According to the latest stats from Pew Research Center, only 42% of Americans consider a television as a necessity. Just four years ago, the number was at 64%. Are you a part of the group that doesn’t consider it a must-have in your home?
I have my favorite shows that I watch and I love to have the TV on as background noise when I’m getting ready in the morning or even when I’m on the computer. But if it came down to it, advances in technology make it easier for me to say that I wouldn’t need a television.
Hulu or the networks’ sites make it easy to watch episodes of shows on-demand. You can pop a DVD into your laptop and watch it there. Why watch broadcast news when you can catch up on only the stories that interest you on a website? There are very few instances anymore where I think a television is necessary (the real benefit is for screen size, especially for watching movies).
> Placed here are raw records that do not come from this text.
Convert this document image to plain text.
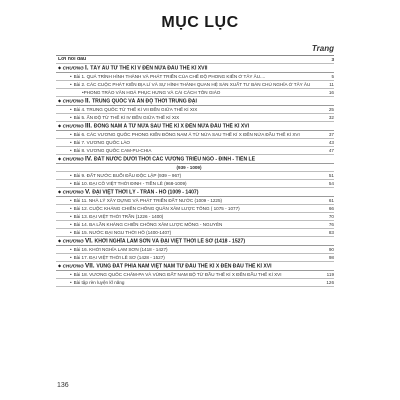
MỤC LỤC
Trang
Lời nói đầu	3
◆ CHƯƠNG I. TÂY ÂU TỪ THẾ KỈ V ĐẾN NỬA ĐẦU THẾ KỈ XVII
• Bài 1. QUÁ TRÌNH HÌNH THÀNH VÀ PHÁT TRIỂN CỦA CHẾ ĐỘ PHONG KIẾN Ở TÂY ÂU....	5
• Bài 2. CÁC CUỘC PHÁT KIẾN ĐỊA LÍ VÀ SỰ HÌNH THÀNH QUAN HỆ SẢN XUẤT TƯ BẢN CHỦ NGHĨA Ở TÂY ÂU	11
•PHONG TRÀO VĂN HOÁ PHỤC HƯNG VÀ CẢI CÁCH TÔN GIÁO	16
◆ CHƯƠNG II. TRUNG QUỐC VÀ ẤN ĐỘ THỜI TRUNG ĐẠI
• Bài 4. TRUNG QUỐC TỪ THẾ KỈ VII ĐẾN GIỮA THẾ KỈ XIX	25
• Bài 5. ẤN ĐỘ TỪ THẾ KỈ IV ĐẾN GIỮA THẾ KỈ XIX	32
◆ CHƯƠNG III. ĐÔNG NAM Á TỪ NỬA SAU THẾ KỈ X ĐẾN NỬA ĐẦU THẾ KỈ XVI
• Bài 6. CÁC VƯƠNG QUỐC PHONG KIẾN ĐÔNG NAM Á TỪ NỬA SAU THẾ KỈ X ĐẾN NỬA ĐẦU THẾ KỈ XVI	37
• Bài 7. VƯƠNG QUỐC LÀO	43
• Bài 8. VƯƠNG QUỐC CAM-PU-CHIA	47
◆ CHƯƠNG IV. ĐẤT NƯỚC DƯỚI THỜI CÁC VƯƠNG TRIỀU NGÔ - ĐINH - TIỀN LÊ
(939 - 1009)
• Bài 9. ĐẤT NƯỚC BUỔI ĐẦU ĐỘC LẬP (939 – 967)	51
• Bài 10. ĐẠI CỒ VIỆT THỜI ĐINH - TIỀN LÊ (968-1009)	54
◆ CHƯƠNG V. ĐẠI VIỆT THỜI LÝ - TRẦN - HỒ (1009 - 1407)
• Bài 11. NHÀ LÝ XÂY DỰNG VÀ PHÁT TRIỂN ĐẤT NƯỚC (1009 - 1225)	61
• Bài 12. CUỘC KHÁNG CHIẾN CHỐNG QUÂN XÂM LƯỢC TỐNG ( 1075 - 1077)	66
• Bài 13. ĐẠI VIỆT THỜI TRẦN (1226 - 1400)	70
• Bài 14. BA LẦN KHÁNG CHIẾN CHỐNG XÂM LƯỢC MÔNG - NGUYÊN	76
• Bài 15. NƯỚC ĐẠI NGU THỜI HỒ (1400-1407)	83
◆ CHƯƠNG VI. KHỞI NGHĨA LAM SƠN VÀ ĐẠI VIỆT THỜI LÊ SƠ (1418 - 1527)
• Bài 16. KHỞI NGHĨA LAM SƠN (1418 - 1427)	90
• Bài 17. ĐẠI VIỆT THỜI LÊ SƠ (1428 - 1527)	98
◆ CHƯƠNG VII. VÙNG ĐẤT PHÍA NAM VIỆT NAM TỪ ĐẦU THẾ KỈ X ĐẾN ĐẦU THẾ KỈ XVI
• Bài 18. VƯƠNG QUỐC CHĂM-PA VÀ VÙNG ĐẤT NAM BỘ TỪ ĐẦU THẾ KỈ X ĐẾN ĐẦU THẾ KỈ XVI	119
• Bài tập rèn luyện kĩ năng	126
136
Also on the decline is respondents’ need for landline telephones – down to 62% saying it was a necessity, a decrease of 6% from last year. I’m actually surprised it’s that high; I haven’t had a landline since I left home for college and almost everyone I know is cell phone-only. For better or worse, I think the culture now is heavily based on communicating with friends on social media sites or texting, instead of phone conversations. I know I’d rather get a to-the-point text from someone than a call! Also, services like Skype making it easier to connect to loved ones far away (with visuals!).
Most of these trends are more evident when you look at younger generations: only 29% of people 18-29 said a television set was a necessity and only 46% of the same group consider a landline phone a necessity. As technology and consumer behavior continue to evolve, what do you think the next revolution will be? We’ve accepted the fact that laptops would overtake traditional desktop PCs but it’s looking like tablets are going to quickly overtake netbooks, a hot segment just a year or so ago. Technology has changed the publishing industry; last month it was reported that Amazon.com is selling more e-books than hardcover books at a rate of 1.8 Kindle books for every hardcover book sold. I’m thinking that single-use electronics, like an mp3 player or small digital camera, might be next in line if mobile technology continues to advance to make our phones more capable of things like holding and playing music or taking quality pictures. I’m still calling my iPod a “necessity” for now.